# Warme Suppe und Allahs Backofen



## Krallblei (10. Juli 2017)

Hi Ihr.


Normalerweise schreib ich hier immer lange Berichte mit vielen Bildern und co. Diemal leider nicht.

1 Woche Ägypten jetzt vorbei. Wasser war pisswarm. Gegen Abend ekelhaft warm. Dazu Temperaturen jeden Tag mit 45 Grad im Schatten. 4 Schneidertage wegen fehlenden Wellen.

Kurzgesagt.

1 grossen Rochen gefangen an Spinnrute.
1 Meerbarbe mit über 80cm kurz vor Landung verloren.
2 Giant Trevally verloren bei Landung.. 1 und ca 3 kg
2 Bluefin Trevally verloren ca 1-3 Kg
4 Hornhechte zwischen 50-90cm gefangen
1 Mini Zackenbarsch.



Beim Grundangeln ziemlich heftige Bisse gehabt.
Bootfahrt nicht möglich wegen dann grossen Wellen.

Egal... Geht weiter.

Gruss


----------



## Thomas9904 (10. Juli 2017)

*AW: Warme Suppe und Allahs Backofen*

Dennoch danke auch für die kurze Rückmeldung!!!!!!!
Mir isses hier schon zu heiss, da kann ich das gut nachvollziehen...

Das näxte Mal wieder!


----------



## Krallblei (10. Juli 2017)

*AW: Warme Suppe und Allahs Backofen*

Lade gerade noch Videos bei Youtube hoch


----------



## Thomas9904 (10. Juli 2017)

*AW: Warme Suppe und Allahs Backofen*

toll, gib Bescheid, wenn Du soweit bist zum hier verlinken!


----------



## Krallblei (10. Juli 2017)

*AW: Warme Suppe und Allahs Backofen*

Durch dieses Revier zieh ich meine Köder. Schön zusehen später 3 Bluefin Travellys. Jede dieser Hartkorallen ist scharf wie eine Rasierklinge. 
Das macht das Fischen sehr sehr schwer.

https://www.youtube.com/watch?v=VEm3pSho2gI&feature=youtu.be

Unbedingt in HD gucken.

Lad morgen noch mehr hoch. Dauert immer ewig. Schönen Abend noch.


----------



## Thomas9904 (11. Juli 2017)

*AW: Warme Suppe und Allahs Backofen*

[youtube1]VEm3pSho2gI[/youtube1]


----------



## scorp10n77 (11. Juli 2017)

*AW: Warme Suppe und Allahs Backofen*

Auf dem Rechner nochmal ne Ecke geiler die Bluefins.
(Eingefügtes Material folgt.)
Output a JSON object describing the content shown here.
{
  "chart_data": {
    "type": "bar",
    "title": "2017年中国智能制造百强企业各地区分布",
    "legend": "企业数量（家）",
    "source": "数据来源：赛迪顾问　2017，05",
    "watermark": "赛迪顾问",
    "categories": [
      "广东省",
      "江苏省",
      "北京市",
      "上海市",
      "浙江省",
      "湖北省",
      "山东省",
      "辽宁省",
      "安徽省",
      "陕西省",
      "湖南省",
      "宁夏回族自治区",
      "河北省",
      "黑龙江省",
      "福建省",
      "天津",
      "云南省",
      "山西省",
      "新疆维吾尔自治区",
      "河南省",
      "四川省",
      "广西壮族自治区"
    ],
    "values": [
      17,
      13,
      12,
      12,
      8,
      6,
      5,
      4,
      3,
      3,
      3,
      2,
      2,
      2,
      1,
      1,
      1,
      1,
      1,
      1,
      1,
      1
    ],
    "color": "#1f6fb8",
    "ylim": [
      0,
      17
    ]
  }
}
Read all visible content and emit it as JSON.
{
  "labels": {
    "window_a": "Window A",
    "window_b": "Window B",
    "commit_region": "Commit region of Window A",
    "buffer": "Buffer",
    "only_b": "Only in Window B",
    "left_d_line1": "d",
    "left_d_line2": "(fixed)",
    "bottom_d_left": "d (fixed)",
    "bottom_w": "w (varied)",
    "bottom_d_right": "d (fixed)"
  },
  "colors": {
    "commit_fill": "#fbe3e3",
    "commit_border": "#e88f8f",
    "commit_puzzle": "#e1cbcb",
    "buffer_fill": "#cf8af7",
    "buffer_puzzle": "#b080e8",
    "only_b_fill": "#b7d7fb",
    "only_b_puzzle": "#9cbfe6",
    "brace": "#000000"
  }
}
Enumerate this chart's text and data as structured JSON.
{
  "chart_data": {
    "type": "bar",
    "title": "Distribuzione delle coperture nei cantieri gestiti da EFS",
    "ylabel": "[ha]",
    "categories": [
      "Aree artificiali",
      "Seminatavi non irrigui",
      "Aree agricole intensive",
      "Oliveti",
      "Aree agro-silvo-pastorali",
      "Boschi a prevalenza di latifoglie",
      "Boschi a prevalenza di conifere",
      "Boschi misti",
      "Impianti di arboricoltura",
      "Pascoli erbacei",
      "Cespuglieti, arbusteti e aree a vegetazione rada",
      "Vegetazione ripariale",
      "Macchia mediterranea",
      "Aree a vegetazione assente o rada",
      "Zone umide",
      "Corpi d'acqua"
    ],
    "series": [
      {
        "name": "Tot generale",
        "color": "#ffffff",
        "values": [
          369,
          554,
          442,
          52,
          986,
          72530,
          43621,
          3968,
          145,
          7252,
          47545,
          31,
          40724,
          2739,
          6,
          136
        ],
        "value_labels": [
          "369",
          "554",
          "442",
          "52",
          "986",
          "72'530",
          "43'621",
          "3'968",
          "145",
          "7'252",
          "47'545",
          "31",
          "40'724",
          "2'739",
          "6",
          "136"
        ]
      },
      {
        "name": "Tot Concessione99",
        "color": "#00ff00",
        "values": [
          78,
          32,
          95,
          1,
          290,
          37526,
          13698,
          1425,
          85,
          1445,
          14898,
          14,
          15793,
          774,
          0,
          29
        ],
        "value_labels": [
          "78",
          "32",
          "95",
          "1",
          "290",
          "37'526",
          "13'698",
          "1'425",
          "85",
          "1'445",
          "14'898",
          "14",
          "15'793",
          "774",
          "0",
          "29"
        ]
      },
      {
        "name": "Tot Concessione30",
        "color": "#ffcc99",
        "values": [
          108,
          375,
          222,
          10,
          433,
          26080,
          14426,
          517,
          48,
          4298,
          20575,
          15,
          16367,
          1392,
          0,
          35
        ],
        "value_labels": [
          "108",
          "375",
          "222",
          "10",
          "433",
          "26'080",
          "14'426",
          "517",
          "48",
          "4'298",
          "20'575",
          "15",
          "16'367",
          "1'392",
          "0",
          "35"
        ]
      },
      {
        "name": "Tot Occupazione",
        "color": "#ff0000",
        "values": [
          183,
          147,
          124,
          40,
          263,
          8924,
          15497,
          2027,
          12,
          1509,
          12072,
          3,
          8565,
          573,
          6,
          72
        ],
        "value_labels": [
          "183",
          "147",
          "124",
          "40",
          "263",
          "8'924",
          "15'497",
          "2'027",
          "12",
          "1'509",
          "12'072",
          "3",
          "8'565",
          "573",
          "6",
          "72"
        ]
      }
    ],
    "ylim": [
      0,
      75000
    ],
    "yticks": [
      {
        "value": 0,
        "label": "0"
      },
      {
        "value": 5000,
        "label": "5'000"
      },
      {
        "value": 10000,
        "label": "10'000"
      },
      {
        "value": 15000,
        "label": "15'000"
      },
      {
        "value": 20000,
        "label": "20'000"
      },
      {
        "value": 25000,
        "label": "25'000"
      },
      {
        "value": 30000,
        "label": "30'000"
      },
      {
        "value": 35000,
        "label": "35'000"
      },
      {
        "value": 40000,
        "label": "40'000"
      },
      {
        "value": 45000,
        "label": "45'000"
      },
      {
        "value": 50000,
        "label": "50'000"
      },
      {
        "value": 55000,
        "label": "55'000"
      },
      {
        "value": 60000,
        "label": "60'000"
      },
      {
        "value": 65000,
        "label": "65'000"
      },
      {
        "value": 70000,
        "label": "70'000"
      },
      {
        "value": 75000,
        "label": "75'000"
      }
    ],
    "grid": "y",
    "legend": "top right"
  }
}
So einen würd ich auch gerne mal fangen |rolleyes

Ich feier dich schon allein für den Namen des Threads, weißt du ja


----------



## t-dieter26 (12. Juli 2017)

*AW: Warme Suppe und Allahs Backofen*

Hai Benny 
Dachte die Sonne hätte dich durchgebraten und hab mir schon Sorgen gemacht weil nix kam . |uhoh: 
Aber ist ja alles gut.
Und schönes Video erinnert mich ans Schnorcheln dort. 
Fischen ist da halt nicht einfach


----------



## Krallblei (12. Juli 2017)

*AW: Warme Suppe und Allahs Backofen*

Lagune. Mit Abfall dort und einem Segel Sonnenschutz gebaut|uhoh:
https://www.youtube.com/watch?v=s5nkjRFxoQU&feature=youtu.be


----------



## Krallblei (12. Juli 2017)

*AW: Warme Suppe und Allahs Backofen*

Guck wo du läufst!!

Rotfeuerfisch(e)

https://www.youtube.com/watch?v=YkxvnrCfOt0&feature=youtu.be


----------



## pulpot (13. Juli 2017)

*AW: Warme Suppe und Allahs Backofen*



Krallblei schrieb:


> Lagune. Mit Abfall dort und einem Segel Sonnenschutz gebaut|uhoh:
> https://www.youtube.com/watch?v=s5nkjRFxoQU&feature=youtu.be



Grill ist auch schon aufgebaut?


----------



## Thomas9904 (13. Juli 2017)

*AW: Warme Suppe und Allahs Backofen*

Das mit Rotfeuerfische geht net (bei mir?) 
Hier die anderen:
[youtube1]VEm3pSho2gI[/youtube1]

[youtube1]s5nkjRFxoQU[/youtube1]


----------